Significance level in sample size calculation and in final analysis Imagine that for the purpose of a study a sample size is computed with the following formula for a given power $1-\beta$, difference in means $\epsilon$, standard deviation $\sigma$ and significance level $\alpha$
\begin{equation}
n = \frac{2(z_{\alpha/2} + z _{\beta})\sigma^2}{\epsilon^2}
\end{equation}
When all $n$ subjects completed the study, we have the data required to perform the analysis, e.g. t-test. When I apply this t-test, does the significance level $\alpha$ has to be the same as the one used in the sample size calculation?
Are the choices of $\alpha$ "before" and "after" the conduct of the study, if may say so, have to be identical?

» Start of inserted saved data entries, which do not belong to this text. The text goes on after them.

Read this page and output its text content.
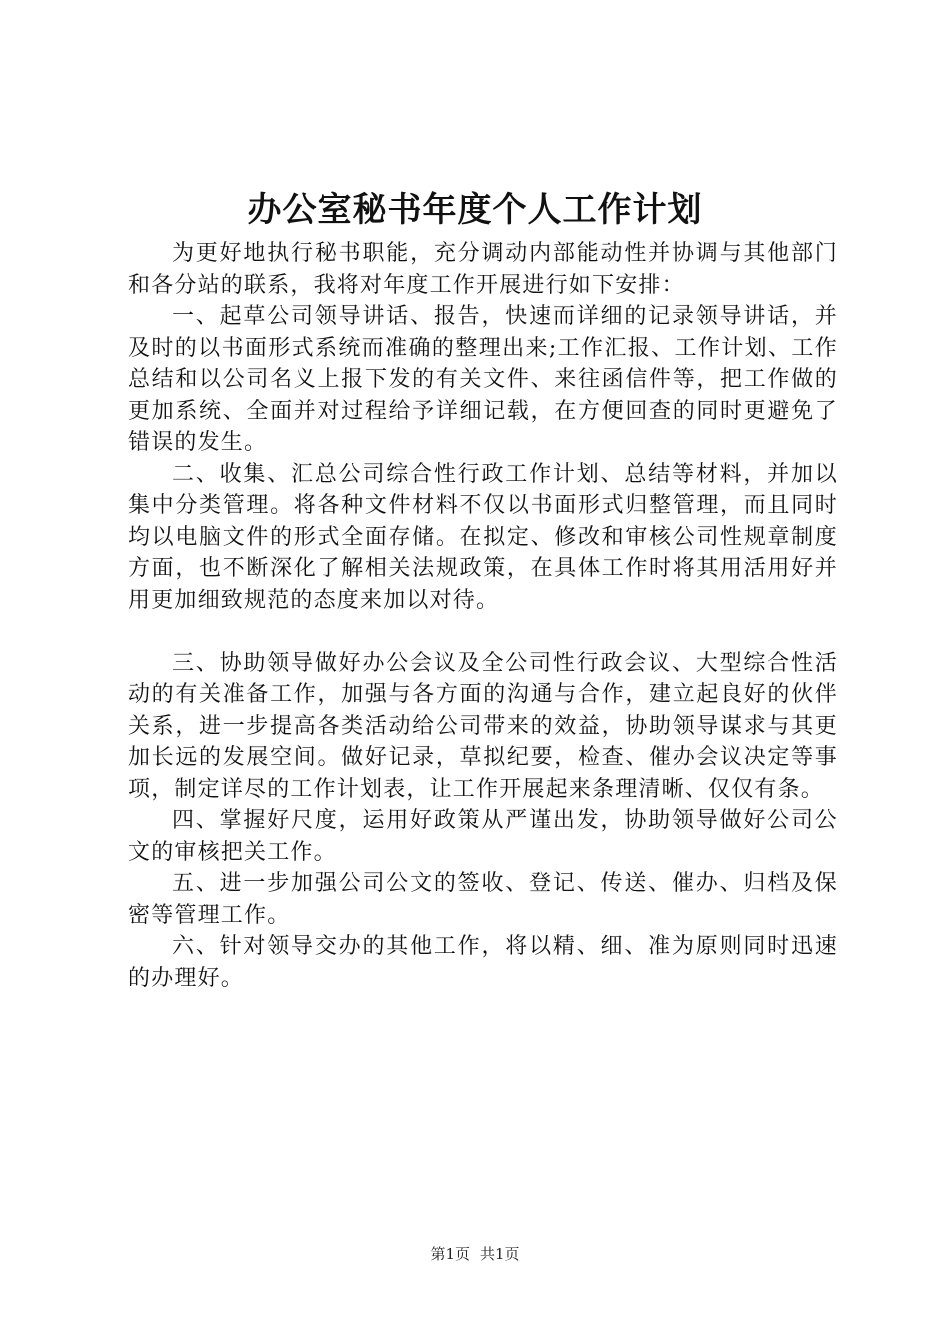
办公室秘书年度个人工作计划

为更好地执行秘书职能，充分调动内部能动性并协调与其他部门和各分站的联系，我将对年度工作开展进行如下安排：

一、起草公司领导讲话、报告，快速而详细的记录领导讲话，并及时的以书面形式系统而准确的整理出来;工作汇报、工作计划、工作总结和以公司名义上报下发的有关文件、来往函信件等，把工作做的更加系统、全面并对过程给予详细记载，在方便回查的同时更避免了错误的发生。

二、收集、汇总公司综合性行政工作计划、总结等材料，并加以集中分类管理。将各种文件材料不仅以书面形式归整管理，而且同时均以电脑文件的形式全面存储。在拟定、修改和审核公司性规章制度方面，也不断深化了解相关法规政策，在具体工作时将其用活用好并用更加细致规范的态度来加以对待。

三、协助领导做好办公会议及全公司性行政会议、大型综合性活动的有关准备工作，加强与各方面的沟通与合作，建立起良好的伙伴关系，进一步提高各类活动给公司带来的效益，协助领导谋求与其更加长远的发展空间。做好记录，草拟纪要，检查、催办会议决定等事项，制定详尽的工作计划表，让工作开展起来条理清晰、仅仅有条。

四、掌握好尺度，运用好政策从严谨出发，协助领导做好公司公文的审核把关工作。

五、进一步加强公司公文的签收、登记、传送、催办、归档及保密等管理工作。

六、针对领导交办的其他工作，将以精、细、准为原则同时迅速的办理好。

第1页 共1页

 A: No they don't "have" to be the same. The $\alpha$ you used in your power analysis before conducting the study, and the $\alpha$ you used in your test don't technically have to be the same. But, if you're only "relaxing" $\alpha$ in your test because you didn't get the result you wanted/expected -- and you're only changing this between your design and your analysis because you want to report a "statistically significant" result -- I would discourage this. That's not how hypothesis testing works. Instead, report your design; report your results (even if $p \ge 0.05$); and discuss the implications. Don't let your p-value be your only metric of success or failure in your research. Null findings can also have a great deal of scientific merit.  
A: The $\alpha$ is usually 0.05 unless multiple tests correction is applied.
(The problem is usually in the effect size (in other words, in $\epsilon$). If the effect size is not exactly known, the sample size calculations are only approximate. Even after the experiment is done you can't know the power.)